Place water, sugar, and corn syrup in a medium saucepan. Stir to combine.
Insert a candy thermometer into the pot and heat over medium-high. Do not stir from this point on as crystals will form.
Wipe down your mixer bowl, whisk, etc with lemon juice or vinegar to ensure they are completely grease free.*
Place egg whites and cream of tartar in the bowl of a stand mixer.
When the sugar syrup reaches about 225°F, start whipping the egg whites to soft peaks. Approx 3-4mins.
When the whites are ready, the sugar syrup should be at 240°F. Remove from the heat, turn mixer to medium and very slowly and carefully pour the sugar syrup into the whites in a thin, steady stream.**
Once all of the syrup is in, set mixer to medium/high and continue whipping. The whites will deflate at first, but they will thicken and fluff up.
Continue to whip for 7-8 minutes, or until the mixture is thick and fluffy.
Add in vanilla and whip until the fluff has cooled completely.

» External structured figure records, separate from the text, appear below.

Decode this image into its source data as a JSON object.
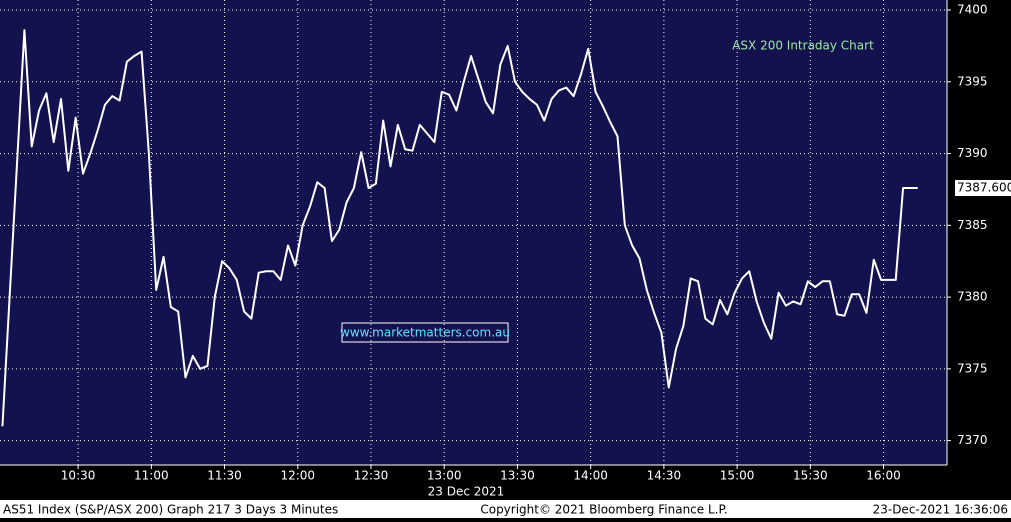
{
  "chart_data": {
    "type": "line",
    "title": "ASX 200 Intraday Chart",
    "watermark": "www.marketmatters.com.au",
    "x_label": "23 Dec 2021",
    "footer_left": "AS51 Index (S&P/ASX 200) Graph 217 3 Days 3 Minutes",
    "footer_center": "Copyright© 2021 Bloomberg Finance L.P.",
    "footer_right": "23-Dec-2021 16:36:06",
    "xlim": [
      "09:58",
      "16:26"
    ],
    "xticks": [
      "10:30",
      "11:00",
      "11:30",
      "12:00",
      "12:30",
      "13:00",
      "13:30",
      "14:00",
      "14:30",
      "15:00",
      "15:30",
      "16:00"
    ],
    "ylim": [
      7368.3,
      7400.7
    ],
    "yticks": [
      7370,
      7375,
      7380,
      7385,
      7390,
      7395,
      7400
    ],
    "grid": true,
    "background": "#13124f",
    "x": [
      "09:59",
      "10:08",
      "10:11",
      "10:14",
      "10:17",
      "10:20",
      "10:23",
      "10:26",
      "10:29",
      "10:32",
      "10:35",
      "10:38",
      "10:41",
      "10:44",
      "10:47",
      "10:50",
      "10:53",
      "10:56",
      "10:59",
      "11:02",
      "11:05",
      "11:08",
      "11:11",
      "11:14",
      "11:17",
      "11:20",
      "11:23",
      "11:26",
      "11:29",
      "11:32",
      "11:35",
      "11:38",
      "11:41",
      "11:44",
      "11:47",
      "11:50",
      "11:53",
      "11:56",
      "11:59",
      "12:02",
      "12:05",
      "12:08",
      "12:11",
      "12:14",
      "12:17",
      "12:20",
      "12:23",
      "12:26",
      "12:29",
      "12:32",
      "12:35",
      "12:38",
      "12:41",
      "12:44",
      "12:47",
      "12:50",
      "12:53",
      "12:56",
      "12:59",
      "13:02",
      "13:05",
      "13:08",
      "13:11",
      "13:14",
      "13:17",
      "13:20",
      "13:23",
      "13:26",
      "13:29",
      "13:32",
      "13:35",
      "13:38",
      "13:41",
      "13:44",
      "13:47",
      "13:50",
      "13:53",
      "13:56",
      "13:59",
      "14:02",
      "14:05",
      "14:08",
      "14:11",
      "14:14",
      "14:17",
      "14:20",
      "14:23",
      "14:26",
      "14:29",
      "14:32",
      "14:35",
      "14:38",
      "14:41",
      "14:44",
      "14:47",
      "14:50",
      "14:53",
      "14:56",
      "14:59",
      "15:02",
      "15:05",
      "15:08",
      "15:11",
      "15:14",
      "15:17",
      "15:20",
      "15:23",
      "15:26",
      "15:29",
      "15:32",
      "15:35",
      "15:38",
      "15:41",
      "15:44",
      "15:47",
      "15:50",
      "15:53",
      "15:56",
      "15:59",
      "16:02",
      "16:05",
      "16:08",
      "16:11",
      "16:14"
    ],
    "series": [
      {
        "name": "AS51 Index",
        "color": "#ffffff",
        "values": [
          7371,
          7398.6,
          7390.5,
          7393,
          7394.2,
          7390.8,
          7393.8,
          7388.8,
          7392.5,
          7388.6,
          7390,
          7391.6,
          7393.4,
          7394,
          7393.7,
          7396.4,
          7396.8,
          7397.1,
          7390,
          7380.5,
          7382.8,
          7379.3,
          7379,
          7374.4,
          7375.9,
          7375,
          7375.2,
          7380,
          7382.5,
          7382,
          7381.2,
          7379,
          7378.5,
          7381.7,
          7381.8,
          7381.8,
          7381.2,
          7383.6,
          7382.2,
          7385,
          7386.3,
          7388,
          7387.6,
          7383.9,
          7384.7,
          7386.6,
          7387.6,
          7390.1,
          7387.6,
          7387.9,
          7392.3,
          7389.1,
          7392,
          7390.3,
          7390.2,
          7392,
          7391.4,
          7390.8,
          7394.3,
          7394.1,
          7393,
          7395,
          7396.8,
          7395.2,
          7393.6,
          7392.8,
          7396.2,
          7397.5,
          7395,
          7394.3,
          7393.8,
          7393.4,
          7392.3,
          7393.8,
          7394.4,
          7394.6,
          7394,
          7395.5,
          7397.3,
          7394.3,
          7393.3,
          7392.2,
          7391.2,
          7385,
          7383.6,
          7382.7,
          7380.5,
          7378.9,
          7377.5,
          7373.7,
          7376.4,
          7378,
          7381.3,
          7381.1,
          7378.5,
          7378.1,
          7379.8,
          7378.8,
          7380.3,
          7381.3,
          7381.8,
          7379.7,
          7378.2,
          7377.1,
          7380.3,
          7379.4,
          7379.7,
          7379.5,
          7381.1,
          7380.7,
          7381.1,
          7381.1,
          7378.8,
          7378.7,
          7380.2,
          7380.2,
          7378.9,
          7382.6,
          7381.2,
          7381.2,
          7381.2,
          7387.6,
          7387.6,
          7387.6
        ]
      }
    ],
    "last_price": {
      "value": 7387.6,
      "label": "7387.600"
    }
  }
}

Use right away as a frosting or filling or transfer into an airtight container and store for up to 2 weeks at room temperature.***
Notes
* If there is even a speck of grease (or egg yolk) the meringue will not whip. I wipe everything down with lemon juice before adding the egg whites. ** The sweet spot for this is getting the stream right between the whisk and the sides of the bowl, so the syrup doesn't get splashed by the whisk. *** The spread may need to be re-whipped to fluff it up again.